Ablauf einer Bauabnahme:

  • Die Bauabnahme sollte immer förmlich auf der Baustelle stattfinden.
  • Bei der Abnahme sollte im optimalen Fall auch ein Fachmann mit dabei sein.
  • Vor Ort sollte ein Protokoll erstellt werden, in dem die fehlenden Leistungen und Mängel aufgestellt werden.
  • Aus dem Protokoll soll entnommen werden, dass der Bauherr mit den Mängeln nicht einverstanden ist und diese noch in Ordnung zu bringen sind.
  • Wenn zwischen dem Bauherren und dem Dienstleister Unschlüssigkeit besteht, ob eine Arbeit korrekt ausgeführt wurde, sollte dieser Punkt im Protokoll als streitig gekennzeichnet werden.

Die häufigsten Baumängel

Hier ein kleiner Überblick über die häufigsten Baumängel:

  • Risse in Putz oder Mauerwerk
  • Undichte Dampfsperre
  • Risse in Holz und/oder Estrich
  • Fehlerhafte Entwässerung der Außenanlagen
  • Feuchtigkeit im Keller
  • Undichte Installationen
Ursachen für Baumängel – Infografik
Ursachen für Baumängel – Infografik

Sollten Sie Baumängel an Ihrer Immobilie festgestellt haben, helfen wir Ihnen durch unsere kostenlose Erstberatung gerne weiter. Hier erfahren Sie von fachkundigen Rechtsanwälten, was Sie beachten müssen, wenn Sie Ansprüche gegen Ihren Bauunternehmer geltend machen möchten.
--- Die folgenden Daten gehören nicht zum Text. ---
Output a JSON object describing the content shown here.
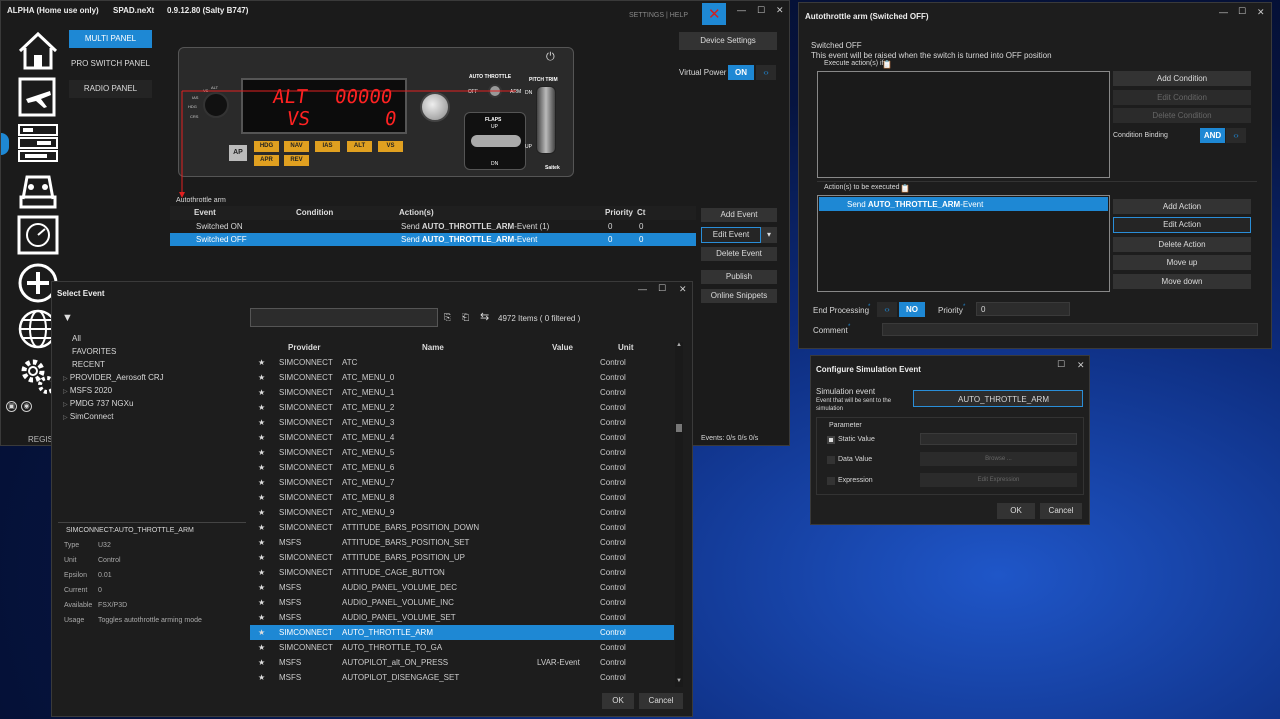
{
  "main_window": {
    "title": "ALPHA (Home use only)",
    "app_name": "SPAD.neXt",
    "version": "0.9.12.80 (Salty B747)",
    "settings_help": "SETTINGS | HELP",
    "panel_tabs": [
      "MULTI PANEL",
      "PRO SWITCH PANEL",
      "RADIO PANEL"
    ],
    "device_settings": "Device Settings",
    "virtual_power_label": "Virtual Power",
    "virtual_power_value": "ON",
    "register_label": "REGIST",
    "panel": {
      "display_left": "ALT",
      "display_right": "00000",
      "display_left2": "VS",
      "display_right2": "0",
      "buttons_row1": [
        "HDG",
        "NAV",
        "IAS",
        "ALT",
        "VS"
      ],
      "buttons_row2": [
        "APR",
        "REV"
      ],
      "ap_label": "AP",
      "auto_throttle_label": "AUTO THROTTLE",
      "off_label": "OFF",
      "arm_label": "ARM",
      "flaps_label": "FLAPS",
      "flaps_up": "UP",
      "flaps_dn": "DN",
      "pitch_trim_label": "PITCH TRIM",
      "trim_dn": "DN",
      "trim_up": "UP",
      "brand": "Saitek",
      "knob_labels": [
        "ALT",
        "VS",
        "IAS",
        "HDG",
        "CRS"
      ]
    },
    "section_label": "Autothrottle arm",
    "table_headers": [
      "Event",
      "Condition",
      "Action(s)",
      "Priority",
      "Ct"
    ],
    "rows": [
      {
        "event": "Switched ON",
        "condition": "",
        "action_prefix": "Send ",
        "action_bold": "AUTO_THROTTLE_ARM",
        "action_suffix": "-Event (1)",
        "priority": "0",
        "ct": "0"
      },
      {
        "event": "Switched OFF",
        "condition": "",
        "action_prefix": "Send ",
        "action_bold": "AUTO_THROTTLE_ARM",
        "action_suffix": "-Event",
        "priority": "0",
        "ct": "0"
      }
    ],
    "side_buttons": [
      "Add Event",
      "Edit Event",
      "Delete Event",
      "Publish",
      "Online Snippets"
    ],
    "events_status": "Events: 0/s 0/s 0/s"
  },
  "select_event": {
    "title": "Select Event",
    "search_placeholder": "",
    "items_count": "4972 Items ( 0 filtered )",
    "tree": [
      {
        "label": "All",
        "expandable": false
      },
      {
        "label": "FAVORITES",
        "expandable": false
      },
      {
        "label": "RECENT",
        "expandable": false
      },
      {
        "label": "PROVIDER_Aerosoft CRJ",
        "expandable": true
      },
      {
        "label": "MSFS 2020",
        "expandable": true
      },
      {
        "label": "PMDG 737 NGXu",
        "expandable": true
      },
      {
        "label": "SimConnect",
        "expandable": true
      }
    ],
    "detail_title": "SIMCONNECT:AUTO_THROTTLE_ARM",
    "details": [
      {
        "k": "Type",
        "v": "U32"
      },
      {
        "k": "Unit",
        "v": "Control"
      },
      {
        "k": "Epsilon",
        "v": "0.01"
      },
      {
        "k": "Current",
        "v": "0"
      },
      {
        "k": "Available",
        "v": "FSX/P3D"
      },
      {
        "k": "Usage",
        "v": "Toggles autothrottle arming mode"
      }
    ],
    "columns": [
      "Provider",
      "Name",
      "Value",
      "Unit"
    ],
    "rows": [
      {
        "provider": "SIMCONNECT",
        "name": "ATC",
        "value": "",
        "unit": "Control"
      },
      {
        "provider": "SIMCONNECT",
        "name": "ATC_MENU_0",
        "value": "",
        "unit": "Control"
      },
      {
        "provider": "SIMCONNECT",
        "name": "ATC_MENU_1",
        "value": "",
        "unit": "Control"
      },
      {
        "provider": "SIMCONNECT",
        "name": "ATC_MENU_2",
        "value": "",
        "unit": "Control"
      },
      {
        "provider": "SIMCONNECT",
        "name": "ATC_MENU_3",
        "value": "",
        "unit": "Control"
      },
      {
        "provider": "SIMCONNECT",
        "name": "ATC_MENU_4",
        "value": "",
        "unit": "Control"
      },
      {
        "provider": "SIMCONNECT",
        "name": "ATC_MENU_5",
        "value": "",
        "unit": "Control"
      },
      {
        "provider": "SIMCONNECT",
        "name": "ATC_MENU_6",
        "value": "",
        "unit": "Control"
      },
      {
        "provider": "SIMCONNECT",
        "name": "ATC_MENU_7",
        "value": "",
        "unit": "Control"
      },
      {
        "provider": "SIMCONNECT",
        "name": "ATC_MENU_8",
        "value": "",
        "unit": "Control"
      },
      {
        "provider": "SIMCONNECT",
        "name": "ATC_MENU_9",
        "value": "",
        "unit": "Control"
      },
      {
        "provider": "SIMCONNECT",
        "name": "ATTITUDE_BARS_POSITION_DOWN",
        "value": "",
        "unit": "Control"
      },
      {
        "provider": "MSFS",
        "name": "ATTITUDE_BARS_POSITION_SET",
        "value": "",
        "unit": "Control"
      },
      {
        "provider": "SIMCONNECT",
        "name": "ATTITUDE_BARS_POSITION_UP",
        "value": "",
        "unit": "Control"
      },
      {
        "provider": "SIMCONNECT",
        "name": "ATTITUDE_CAGE_BUTTON",
        "value": "",
        "unit": "Control"
      },
      {
        "provider": "MSFS",
        "name": "AUDIO_PANEL_VOLUME_DEC",
        "value": "",
        "unit": "Control"
      },
      {
        "provider": "MSFS",
        "name": "AUDIO_PANEL_VOLUME_INC",
        "value": "",
        "unit": "Control"
      },
      {
        "provider": "MSFS",
        "name": "AUDIO_PANEL_VOLUME_SET",
        "value": "",
        "unit": "Control"
      },
      {
        "provider": "SIMCONNECT",
        "name": "AUTO_THROTTLE_ARM",
        "value": "",
        "unit": "Control",
        "selected": true
      },
      {
        "provider": "SIMCONNECT",
        "name": "AUTO_THROTTLE_TO_GA",
        "value": "",
        "unit": "Control"
      },
      {
        "provider": "MSFS",
        "name": "AUTOPILOT_alt_ON_PRESS",
        "value": "LVAR-Event",
        "unit": "Control"
      },
      {
        "provider": "MSFS",
        "name": "AUTOPILOT_DISENGAGE_SET",
        "value": "",
        "unit": "Control"
      }
    ],
    "ok": "OK",
    "cancel": "Cancel"
  },
  "autothrottle_window": {
    "title": "Autothrottle arm (Switched OFF)",
    "line1": "Switched OFF",
    "line2": "This event will be raised when the switch is turned into OFF position",
    "execute_if": "Execute action(s) if",
    "add_condition": "Add Condition",
    "edit_condition": "Edit Condition",
    "delete_condition": "Delete Condition",
    "condition_binding": "Condition Binding",
    "binding_value": "AND",
    "actions_label": "Action(s) to be executed",
    "action_prefix": "Send ",
    "action_bold": "AUTO_THROTTLE_ARM",
    "action_suffix": "-Event",
    "add_action": "Add Action",
    "edit_action": "Edit Action",
    "delete_action": "Delete Action",
    "move_up": "Move up",
    "move_down": "Move down",
    "end_processing": "End Processing",
    "end_processing_value": "NO",
    "priority_label": "Priority",
    "priority_value": "0",
    "comment_label": "Comment"
  },
  "config_sim_event": {
    "title": "Configure Simulation Event",
    "sim_event_label": "Simulation event",
    "sim_event_desc": "Event that will be sent to the simulation",
    "sim_event_value": "AUTO_THROTTLE_ARM",
    "parameter_label": "Parameter",
    "static_value": "Static Value",
    "data_value": "Data Value",
    "expression": "Expression",
    "browse": "Browse ...",
    "edit_expression": "Edit Expression",
    "ok": "OK",
    "cancel": "Cancel"
  },
  "colors": {
    "accent": "#1e88d4",
    "display_red": "#ff2020",
    "panel_button": "#e0a020"
  }
}
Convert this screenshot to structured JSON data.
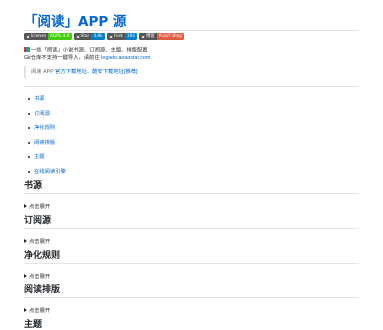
{
  "title": "「阅读」APP 源",
  "badges": [
    {
      "key": "license",
      "value": "AGPL-3.0",
      "color": "#4c1"
    },
    {
      "key": "Star",
      "value": "4.8k",
      "color": "#007ec6"
    },
    {
      "key": "Fork",
      "value": "164",
      "color": "#007ec6"
    },
    {
      "key": "博客",
      "value": "PuzzY Blog",
      "color": "#e05d44"
    }
  ],
  "intro": {
    "line1": "一些「阅读」小说书源、订阅源、主题、排版配置",
    "line2_prefix": "Git仓库不支持一键导入，请前往 ",
    "line2_link": "legado.aoaostar.com"
  },
  "quote": {
    "prefix": "阅读 APP ",
    "link1": "官方下载地址",
    "sep": "、",
    "link2": "酷安下载地址[推荐]"
  },
  "toc": [
    "书源",
    "订阅源",
    "净化规则",
    "阅读排版",
    "主题",
    "在线阅读引擎"
  ],
  "sections": [
    {
      "title": "书源",
      "details": "点击展开"
    },
    {
      "title": "订阅源",
      "details": "点击展开"
    },
    {
      "title": "净化规则",
      "details": "点击展开"
    },
    {
      "title": "阅读排版",
      "details": "点击展开"
    },
    {
      "title": "主题",
      "details": ""
    }
  ]
}
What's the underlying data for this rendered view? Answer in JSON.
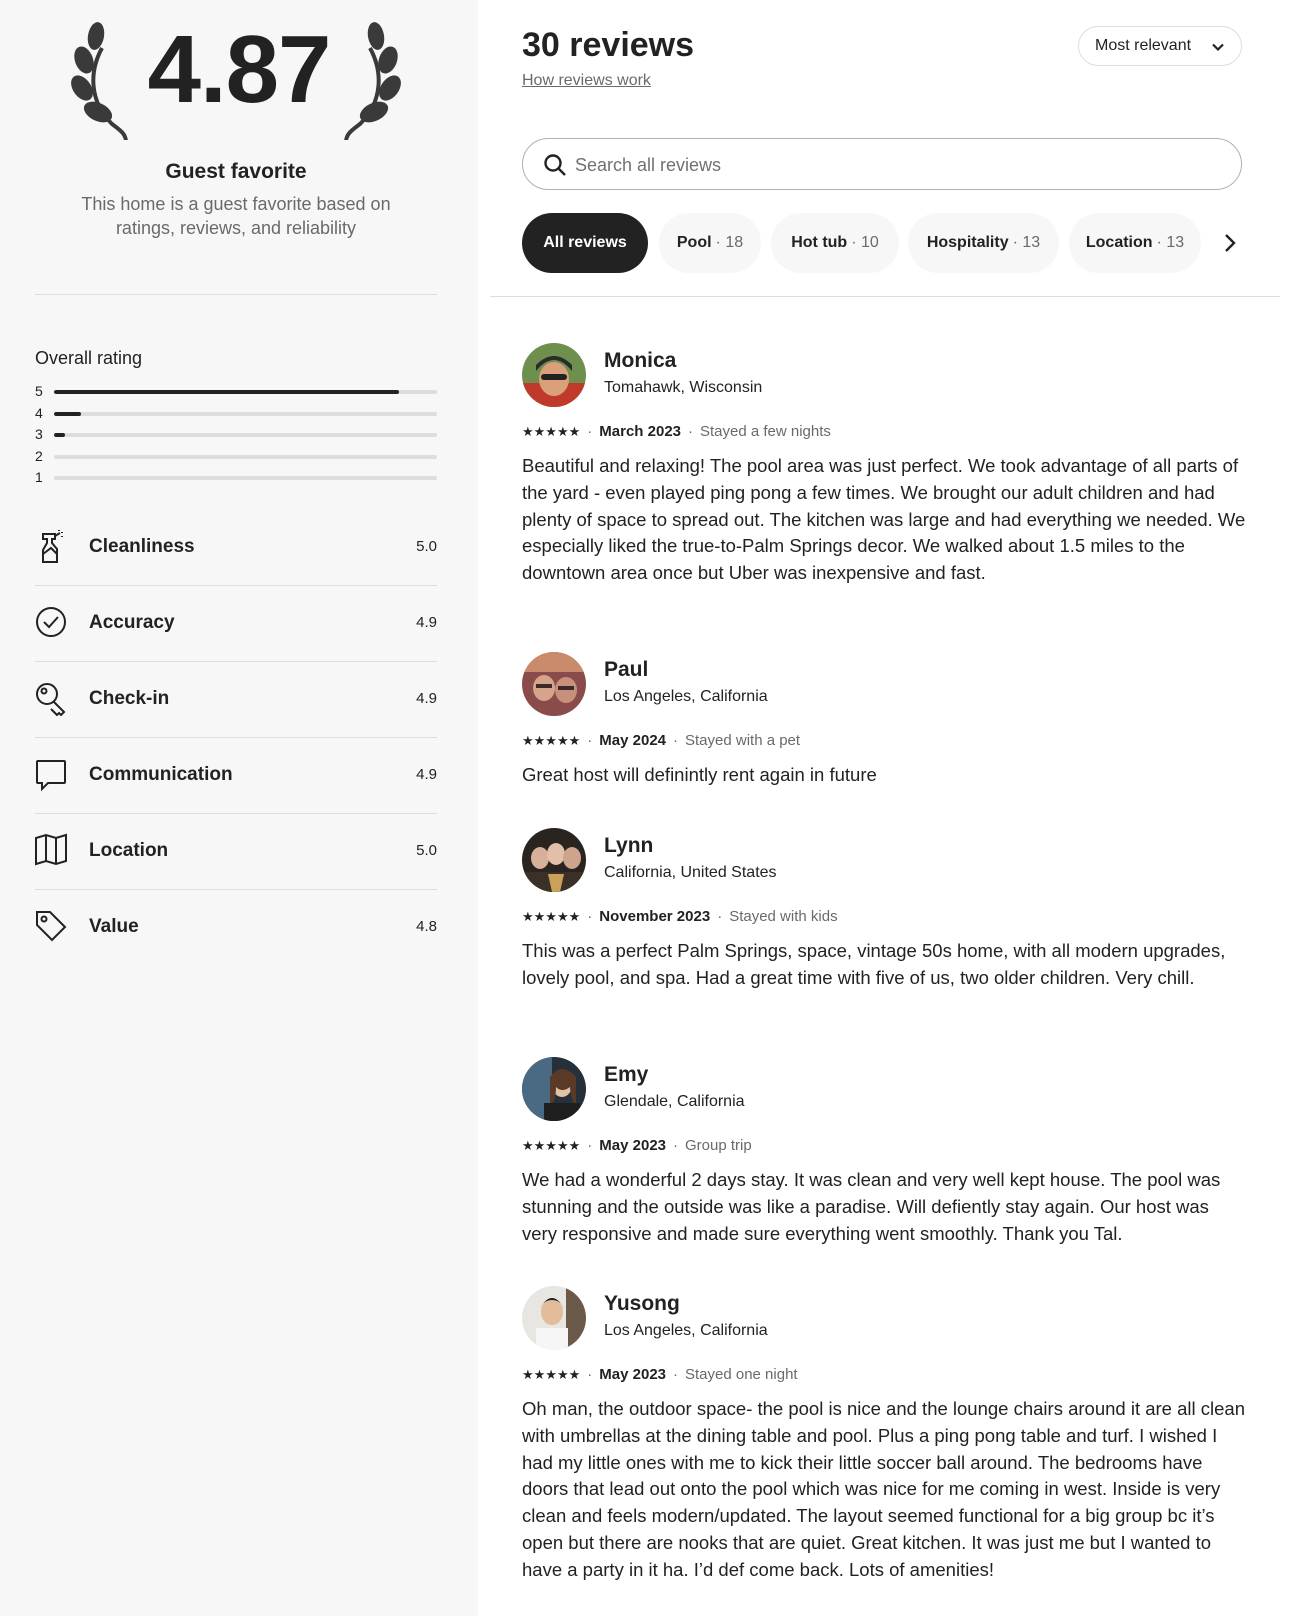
{
  "summary": {
    "rating": "4.87",
    "badge_title": "Guest favorite",
    "badge_description": "This home is a guest favorite based on ratings, reviews, and reliability"
  },
  "overall": {
    "title": "Overall rating",
    "distribution": [
      {
        "stars": "5",
        "fraction": 0.9
      },
      {
        "stars": "4",
        "fraction": 0.07
      },
      {
        "stars": "3",
        "fraction": 0.03
      },
      {
        "stars": "2",
        "fraction": 0.0
      },
      {
        "stars": "1",
        "fraction": 0.0
      }
    ]
  },
  "categories": [
    {
      "icon": "spray-bottle-icon",
      "label": "Cleanliness",
      "value": "5.0"
    },
    {
      "icon": "check-circle-icon",
      "label": "Accuracy",
      "value": "4.9"
    },
    {
      "icon": "key-icon",
      "label": "Check-in",
      "value": "4.9"
    },
    {
      "icon": "speech-bubble-icon",
      "label": "Communication",
      "value": "4.9"
    },
    {
      "icon": "map-icon",
      "label": "Location",
      "value": "5.0"
    },
    {
      "icon": "tag-icon",
      "label": "Value",
      "value": "4.8"
    }
  ],
  "reviews_header": {
    "title": "30 reviews",
    "how_link": "How reviews work",
    "sort_label": "Most relevant"
  },
  "search": {
    "placeholder": "Search all reviews",
    "value": ""
  },
  "filters": [
    {
      "name": "All reviews",
      "count": "",
      "active": true
    },
    {
      "name": "Pool",
      "count": "· 18",
      "active": false
    },
    {
      "name": "Hot tub",
      "count": "· 10",
      "active": false
    },
    {
      "name": "Hospitality",
      "count": "· 13",
      "active": false
    },
    {
      "name": "Location",
      "count": "· 13",
      "active": false
    }
  ],
  "reviews": [
    {
      "name": "Monica",
      "location": "Tomahawk, Wisconsin",
      "stars": "★★★★★",
      "date": "March 2023",
      "stay": "Stayed a few nights",
      "text": "Beautiful and relaxing! The pool area was just perfect. We took advantage of all parts of the yard - even played ping pong a few times. We brought our adult children and had plenty of space to spread out. The kitchen was large and had everything we needed. We especially liked the true-to-Palm Springs decor. We walked about 1.5 miles to the downtown area once but Uber was inexpensive and fast."
    },
    {
      "name": "Paul",
      "location": "Los Angeles, California",
      "stars": "★★★★★",
      "date": "May 2024",
      "stay": "Stayed with a pet",
      "text": "Great host will definintly rent again in future"
    },
    {
      "name": "Lynn",
      "location": "California, United States",
      "stars": "★★★★★",
      "date": "November 2023",
      "stay": "Stayed with kids",
      "text": "This was a perfect Palm Springs, space, vintage 50s home, with all modern upgrades, lovely pool, and spa. Had a great time with five of us, two older children. Very chill."
    },
    {
      "name": "Emy",
      "location": "Glendale, California",
      "stars": "★★★★★",
      "date": "May 2023",
      "stay": "Group trip",
      "text": "We had a wonderful 2 days stay. It was clean and very well kept house. The pool was stunning and the outside was like a paradise. Will defiently stay again. Our host was very responsive and made sure everything went smoothly. Thank you Tal."
    },
    {
      "name": "Yusong",
      "location": "Los Angeles, California",
      "stars": "★★★★★",
      "date": "May 2023",
      "stay": "Stayed one night",
      "text": "Oh man, the outdoor space- the pool is nice and the lounge chairs around it are all clean with umbrellas at the dining table and pool. Plus a ping pong table and turf. I wished I had my little ones with me to kick their little soccer ball around.  The bedrooms have doors that lead out onto the pool which was nice for me coming in west.  Inside is very clean and feels modern/updated.  The layout seemed functional for a big group bc it’s open but there are nooks that are quiet. Great kitchen. It was just me but I wanted to have a party in it ha. I’d def come back. Lots of amenities!"
    }
  ]
}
Abschließend die wichtigsten Punkte für Sie auf einen Blick:

  • Beachten Sie die Verjährungsfristen. Prüfen Sie, ob die Grundlage für Ihren Vertrag das BGB oder die VOB war.
  • Beseitigen Sie einen Mangel nicht sofort selbst. Ansonsten kann es dazu kommen, dass die Kosten für Ihre Nachbesserungen nicht erstattet werden.
  • Lassen Sie ein aussagekräftiges Gutachten durch einen Baugutachter erstellen.